Alice had only realized how using those two particular identifying traits in such a negative tone might have seemed when the Hatter flushed to an almost purple-red, and his brilliant green eyes fixed themselves onto the floor. When he'd spoken, he did not raise his face to look at her. It seemed he'd noticed her use of the present tense, though, for he'd said, in a carefully measured tone:
“Are you? Attached to him, I mean?”
“No!” Alice had insisted, shaking her head in vehement denial. “If I were as attached to him as everyone seems to think I should be, I would have accepted his proposal of marriage two years ago!”
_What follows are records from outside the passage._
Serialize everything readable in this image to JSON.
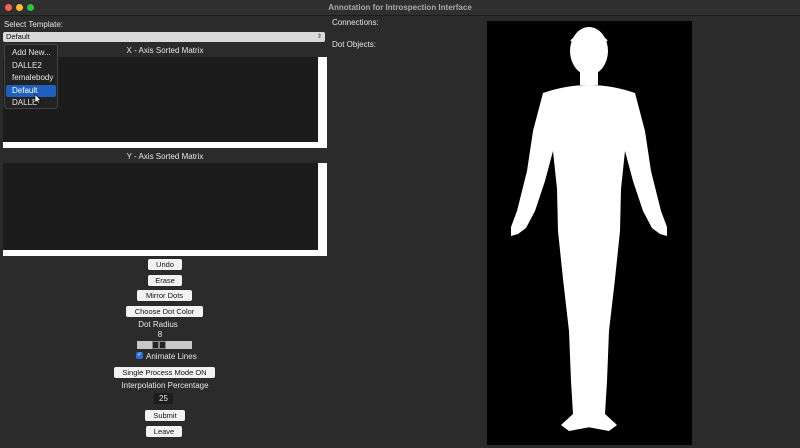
{
  "window": {
    "title": "Annotation for Introspection Interface"
  },
  "template": {
    "label": "Select Template:",
    "selected": "Default",
    "options": [
      "Add New...",
      "DALLE2",
      "femalebody",
      "Default",
      "DALLE"
    ]
  },
  "matrices": {
    "x_title": "X - Axis Sorted Matrix",
    "y_title": "Y - Axis Sorted Matrix"
  },
  "controls": {
    "undo": "Undo",
    "erase": "Erase",
    "mirror": "Mirror Dots",
    "choose_color": "Choose Dot Color",
    "dot_radius_label": "Dot Radius",
    "dot_radius_value": "8",
    "animate_label": "Animate Lines",
    "animate_checked": true,
    "single_process": "Single Process Mode ON",
    "interp_label": "Interpolation Percentage",
    "interp_value": "25",
    "submit": "Submit",
    "leave": "Leave"
  },
  "info": {
    "connections_label": "Connections:",
    "dot_objects_label": "Dot Objects:"
  },
  "colors": {
    "background": "#2b2b2b",
    "selection": "#1f5fbd",
    "canvas_bg": "#000000",
    "silhouette": "#ffffff"
  }
}
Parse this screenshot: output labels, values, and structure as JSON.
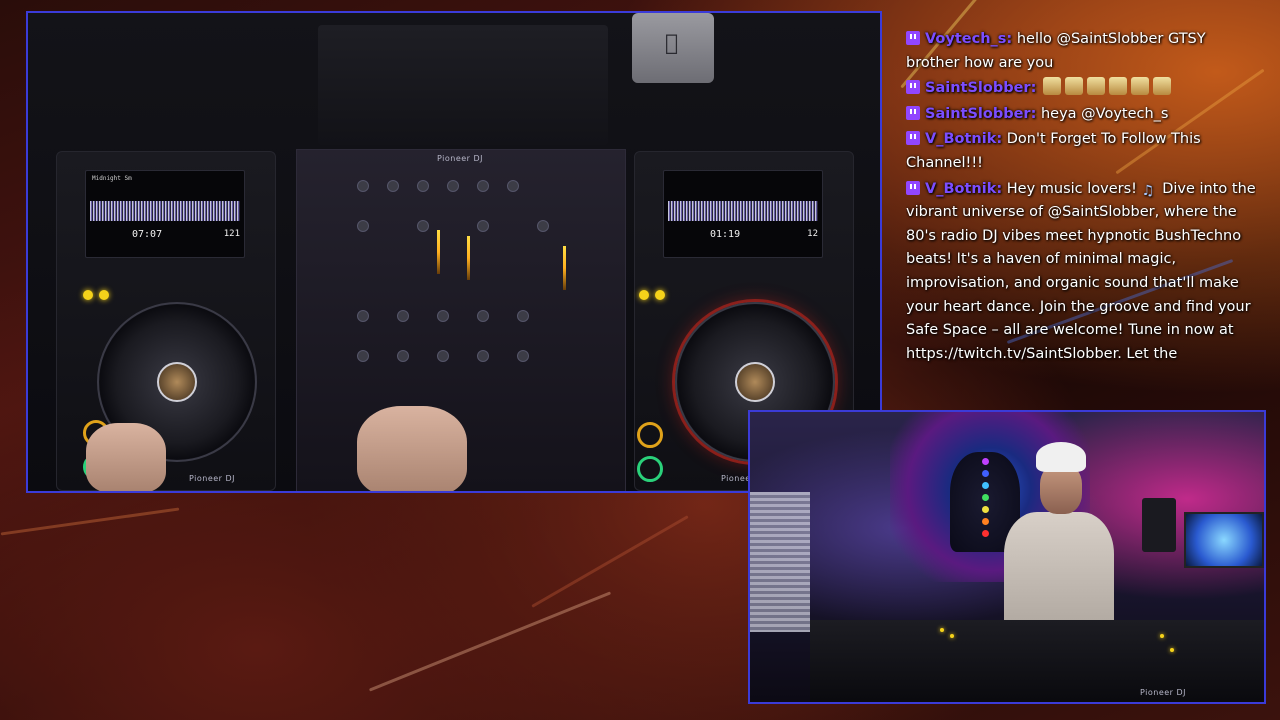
{
  "chat": {
    "messages": [
      {
        "user": "Voytech_s:",
        "text": "hello @SaintSlobber GTSY brother how are you"
      },
      {
        "user": "SaintSlobber:",
        "emotes": 6
      },
      {
        "user": "SaintSlobber:",
        "text": "heya @Voytech_s"
      },
      {
        "user": "V_Botnik:",
        "text": "Don't Forget To Follow This Channel!!!"
      },
      {
        "user": "V_Botnik:",
        "text_before_icon": "Hey music lovers!",
        "text_after_icon": "Dive into the vibrant universe of @SaintSlobber, where the 80's radio DJ vibes meet hypnotic BushTechno beats! It's a haven of minimal magic, improvisation, and organic sound that'll make your heart dance. Join the groove and find your Safe Space – all are welcome! Tune in now at https://twitch.tv/SaintSlobber. Let the"
      }
    ]
  },
  "decks": {
    "left": {
      "track": "Midnight Sm",
      "time": "07:07",
      "bpm": "121"
    },
    "right": {
      "track": "",
      "time": "01:19",
      "bpm": "12"
    },
    "brand": "Pioneer DJ"
  },
  "colors": {
    "frame_border": "#3b3bd8",
    "chat_username": "#7b4dff",
    "twitch_purple": "#9146ff"
  }
}
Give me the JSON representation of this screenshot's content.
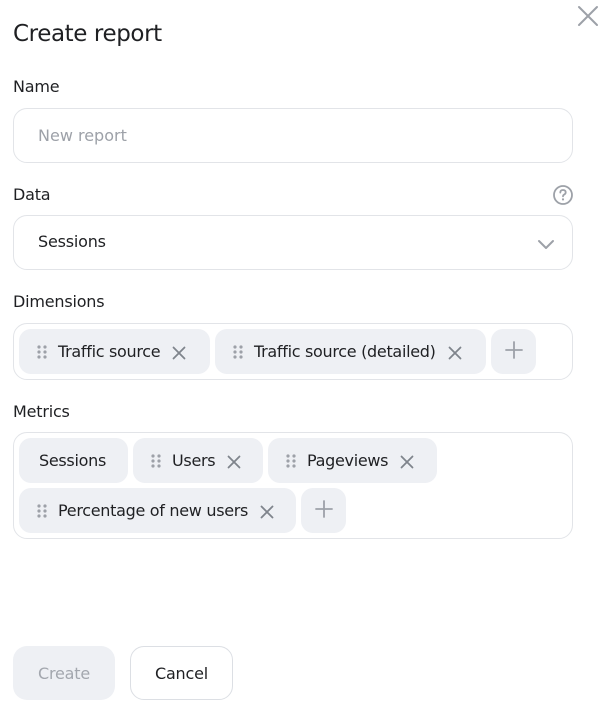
{
  "dialog": {
    "title": "Create report",
    "name_label": "Name",
    "name_placeholder": "New report",
    "name_value": "",
    "data_label": "Data",
    "data_value": "Sessions",
    "dimensions_label": "Dimensions",
    "dimensions": [
      "Traffic source",
      "Traffic source (detailed)"
    ],
    "metrics_label": "Metrics",
    "metrics": [
      "Sessions",
      "Users",
      "Pageviews",
      "Percentage of new users"
    ],
    "create_label": "Create",
    "cancel_label": "Cancel"
  },
  "icons": {
    "close": "close-icon",
    "help": "question-circle-icon",
    "dropdown": "chevron-down-icon",
    "drag": "drag-handle-icon",
    "remove": "remove-x-icon",
    "add": "plus-icon"
  },
  "colors": {
    "chip_background": "#eef0f4",
    "border": "#e2e4e8",
    "icon_gray": "#9da1a8",
    "disabled_text": "#a3a7ae"
  }
}
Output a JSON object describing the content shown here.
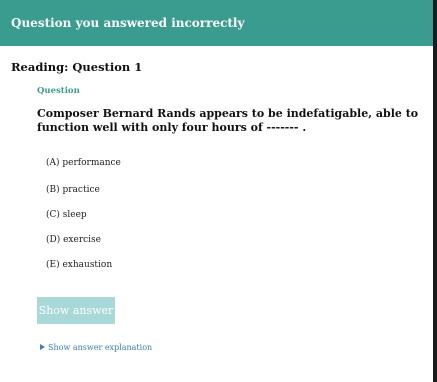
{
  "header": {
    "title": "Question you answered incorrectly"
  },
  "section": {
    "title": "Reading: Question 1"
  },
  "question": {
    "label": "Question",
    "text": "Composer Bernard Rands appears to be indefatigable, able to function well with only four hours of ------- ."
  },
  "options": [
    {
      "label": "(A) performance"
    },
    {
      "label": "(B) practice"
    },
    {
      "label": "(C) sleep"
    },
    {
      "label": "(D) exercise"
    },
    {
      "label": "(E) exhaustion"
    }
  ],
  "actions": {
    "show_answer_label": "Show answer",
    "show_explanation_label": "Show answer explanation",
    "explanation_icon": "triangle-right-icon"
  },
  "colors": {
    "header_bg": "#3a9b8f",
    "accent": "#3a9b8f",
    "button_bg": "#a8d8d8",
    "link": "#3a7fb8"
  }
}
Burning, raging, sulfuric irises had been the Hatter's response—that had gotten him to look at her once more! “He proposed to ye? That no-good, weak-limbed, hand wringing child actually thought he was worthy of asking ye for yer hand in marriage?”
“It was what caused me to follow McTwisp down the rabbit hole, actually,” Alice had told him. “He found me just as Hamish went on bended knee. I probably would have told him yes, if I hadn't seen that Rabbit right then. It was what everyone expected of me. Instead I chased the Rabbit, fell to Underland, and regained my muchness.”
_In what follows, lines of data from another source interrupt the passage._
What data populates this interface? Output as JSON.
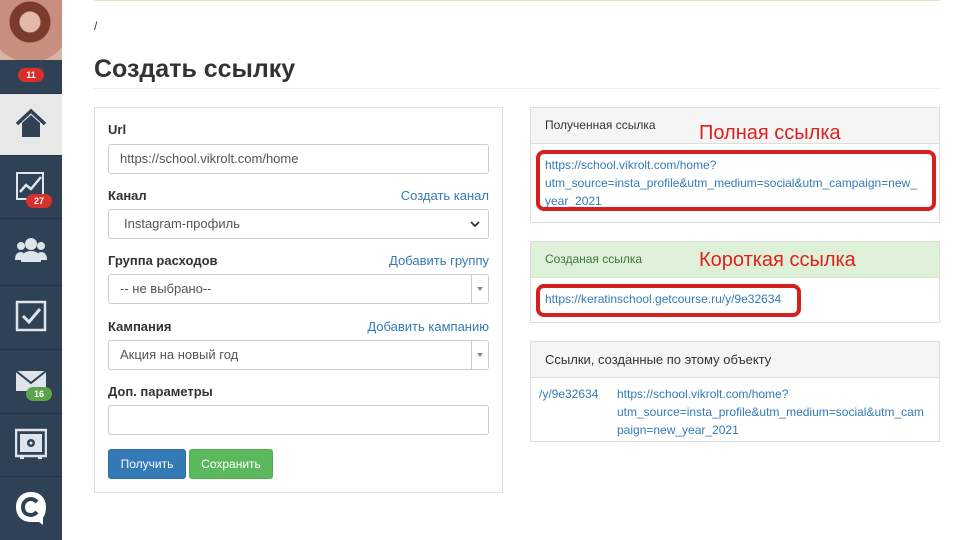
{
  "sidebar": {
    "avatar_badge": "11",
    "items": [
      {
        "icon": "home-icon",
        "badge": ""
      },
      {
        "icon": "chart-icon",
        "badge": "27",
        "badge_color": "#d9302b"
      },
      {
        "icon": "users-icon",
        "badge": ""
      },
      {
        "icon": "tasks-icon",
        "badge": ""
      },
      {
        "icon": "mail-icon",
        "badge": "16",
        "badge_color": "#5aa44c"
      },
      {
        "icon": "safe-icon",
        "badge": ""
      },
      {
        "icon": "getcourse-logo-icon",
        "badge": ""
      }
    ]
  },
  "breadcrumb": "/",
  "page_title": "Создать ссылку",
  "form": {
    "url_label": "Url",
    "url_value": "https://school.vikrolt.com/home",
    "channel_label": "Канал",
    "channel_link": "Создать канал",
    "channel_value": "Instagram-профиль",
    "expense_label": "Группа расходов",
    "expense_link": "Добавить группу",
    "expense_value": "-- не выбрано--",
    "campaign_label": "Кампания",
    "campaign_link": "Добавить кампанию",
    "campaign_value": "Акция на новый год",
    "params_label": "Доп. параметры",
    "params_value": "",
    "get_button": "Получить",
    "save_button": "Сохранить"
  },
  "result_panel": {
    "heading": "Полученная ссылка",
    "link_line1": "https://school.vikrolt.com/home?",
    "link_line2": "utm_source=insta_profile&utm_medium=social&utm_campaign=new_",
    "link_line3": "year_2021"
  },
  "short_panel": {
    "heading": "Созданая ссылка",
    "link": "https://keratinschool.getcourse.ru/y/9e32634"
  },
  "object_links_panel": {
    "heading": "Ссылки, созданные по этому объекту",
    "rows": [
      {
        "short": "/y/9e32634",
        "full_line1": "https://school.vikrolt.com/home?",
        "full_line2": "utm_source=insta_profile&utm_medium=social&utm_cam",
        "full_line3": "paign=new_year_2021"
      }
    ]
  },
  "annotations": {
    "full_link": "Полная ссылка",
    "short_link": "Короткая ссылка"
  },
  "colors": {
    "sidebar_bg": "#2f4154",
    "link": "#337ab7",
    "annotation_red": "#e0201b",
    "primary_button": "#337ab7",
    "success_button": "#5cb85c"
  }
}
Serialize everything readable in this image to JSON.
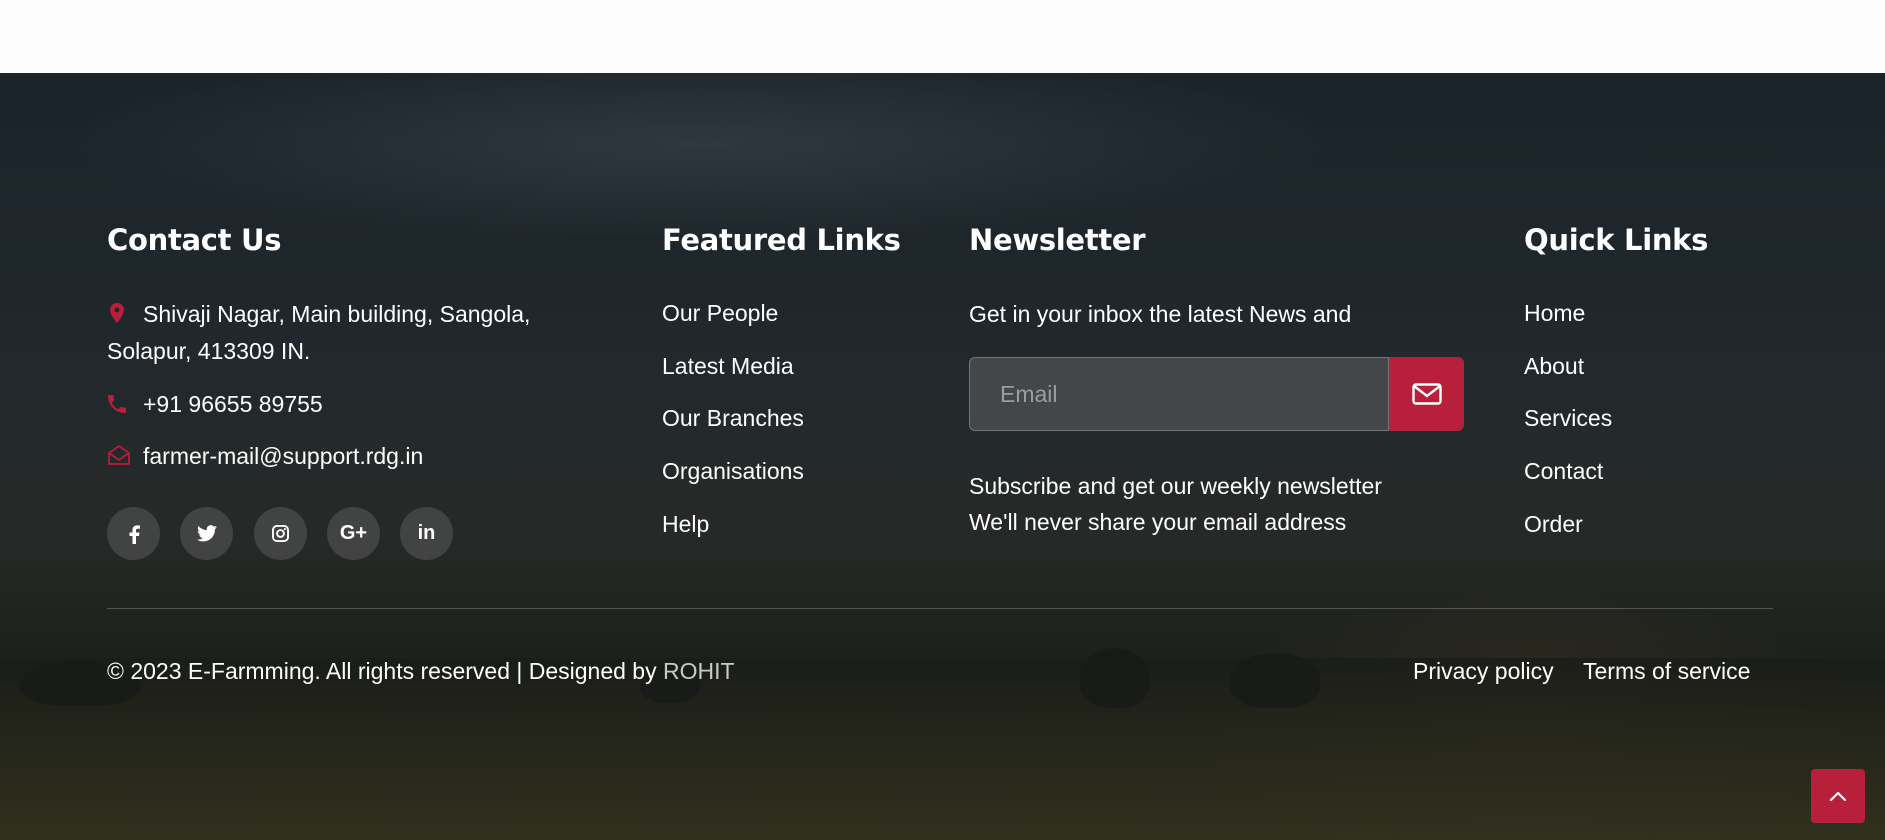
{
  "contact": {
    "title": "Contact Us",
    "address_line1": "Shivaji Nagar, Main building, Sangola,",
    "address_line2": "Solapur, 413309 IN.",
    "phone": "+91 96655 89755",
    "email": "farmer-mail@support.rdg.in",
    "socials": [
      {
        "icon": "facebook-icon",
        "glyph": "f"
      },
      {
        "icon": "twitter-icon",
        "glyph": "t"
      },
      {
        "icon": "instagram-icon",
        "glyph": "ig"
      },
      {
        "icon": "google-plus-icon",
        "glyph": "G+"
      },
      {
        "icon": "linkedin-icon",
        "glyph": "in"
      }
    ]
  },
  "featured": {
    "title": "Featured Links",
    "links": [
      "Our People",
      "Latest Media",
      "Our Branches",
      "Organisations",
      "Help"
    ]
  },
  "newsletter": {
    "title": "Newsletter",
    "intro": "Get in your inbox the latest News and",
    "email_placeholder": "Email",
    "email_value": "",
    "note_line1": "Subscribe and get our weekly newsletter",
    "note_line2": "We'll never share your email address"
  },
  "quick": {
    "title": "Quick Links",
    "links": [
      "Home",
      "About",
      "Services",
      "Contact",
      "Order"
    ]
  },
  "bottom": {
    "copyright": "© 2023 E-Farmming. All rights reserved | Designed by ",
    "designer": "ROHIT",
    "privacy": "Privacy policy",
    "terms": "Terms of service"
  },
  "colors": {
    "accent": "#b71f3b",
    "text": "#ffffff"
  }
}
“That was what you had to answer,” Tarrant had guessed. “You had to leave Underland to tell that boy that you didn't wish to marry him.”
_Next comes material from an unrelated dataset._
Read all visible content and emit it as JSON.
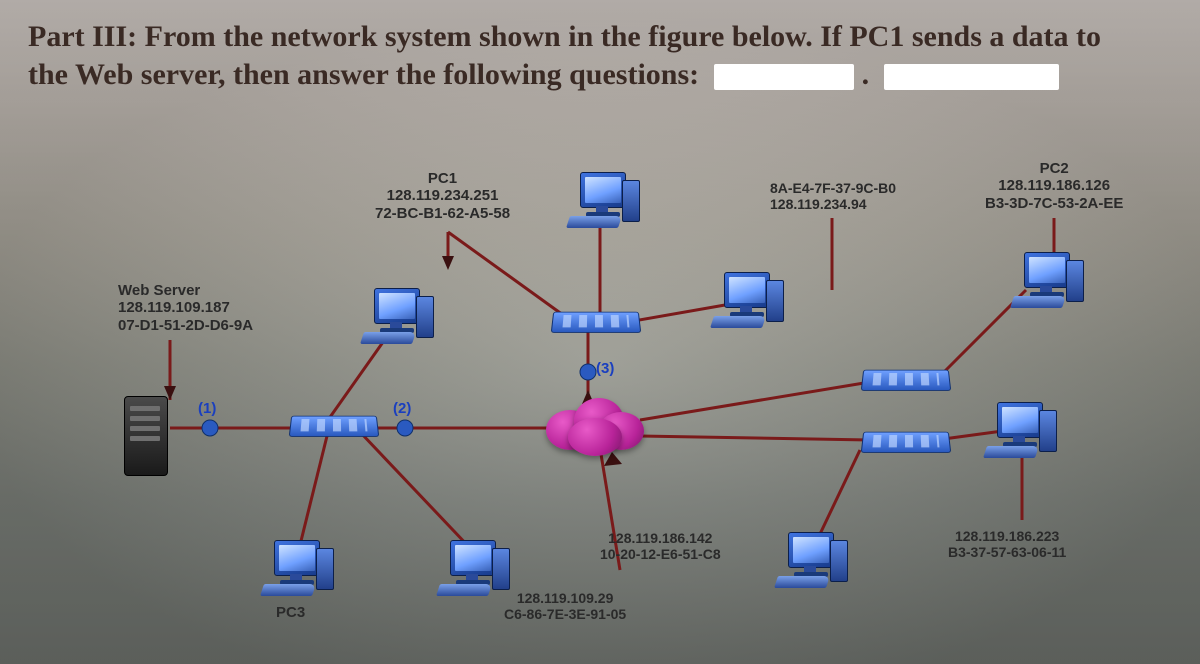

“That, among other duties called me, yes. You may call him a boy, Hatter, but he's an honorable man, if a bit boring; he deserved an answer.”
Tarrant had deflated at this defense. He'd looked about, as if just realizing they were still in his room. “Shall we resume our tour?” he'd asked, cementing the change in subject by holding out a hand. Alice took it.
“As long as my long lost friend can come with us,” she'd said, holding the skunk up in illustration.
He'd smiled. “But of course,” he'd said, and together they'd gone about the rest of the house, Tarrant's laughter and slowly renewed cheer warming her from the inside out.
Come to think of it, what would Alice tell her mother? That she thought that...possibly, she could be falling in love with...?
“Penny for your thoughts, Alice,” Tarrant broke in, interrupting the letter she'd been crafting to her mother in her head.
Blushing, she replied, “I should like to think they're worth at least a pence...but it's nothing, Tarrant.” Standing, she extended her hand to him, and helped him stand. “Shall we go back to the house? I have a letter to start writing.”
Although what she was going to put in it, Alice hadn't the slightest idea.
“Windmill House?” Tarrant seemed surprised. “I thought you would wish to travel to Marmoreal and view her through the glass?”
“I...not today,” she finally told him, after another quiet-filled moment.
“Alright then,” Tarrant nodded, still holding onto her hand. He tucked it into the crook of his arm, and said, “A letter it shall be then. But you know, you only have to ask...I should have offered before, but I thought...and you never mentioned it, so my belief was that you'd no wish to...but that's a ridiculous notion, that you'd not wish to see your family, and conceited, to boot, to think that I would...”
“Hatter,” Alice said firmly. “It is quite fine.” He subsided, but his chin still tightened in a show of doubt. “Honestly!” she insisted, and in a rush of muchness, reached up to pet his jaw, to soothe away the tension there. Her fingers rounded and chucked him under the chin. A look burned through his eyes—a look that she'd seen a fair few times before since returning to Underland, starting with when she'd licked the ring on her finger that first day—and he leaned towards her, his mouth soft and half-parted. Alice closed her eyes, took a deep breath, and held it (Was he going to close the distance between them? Did she want him to?) when Tarrant abruptly cleared his throat. Her eyes popped back open to see him shaking his head as though to clear it.
“A-After you, Alice,” Tarrant said, nodding towards the house. Snapping her mouth shut before a string a disappointed expletives could issue forth, the blonde instead exhaled strongly through her nose, and nodded to herself, before tugging gently on his arm and leading them back to the Windmill.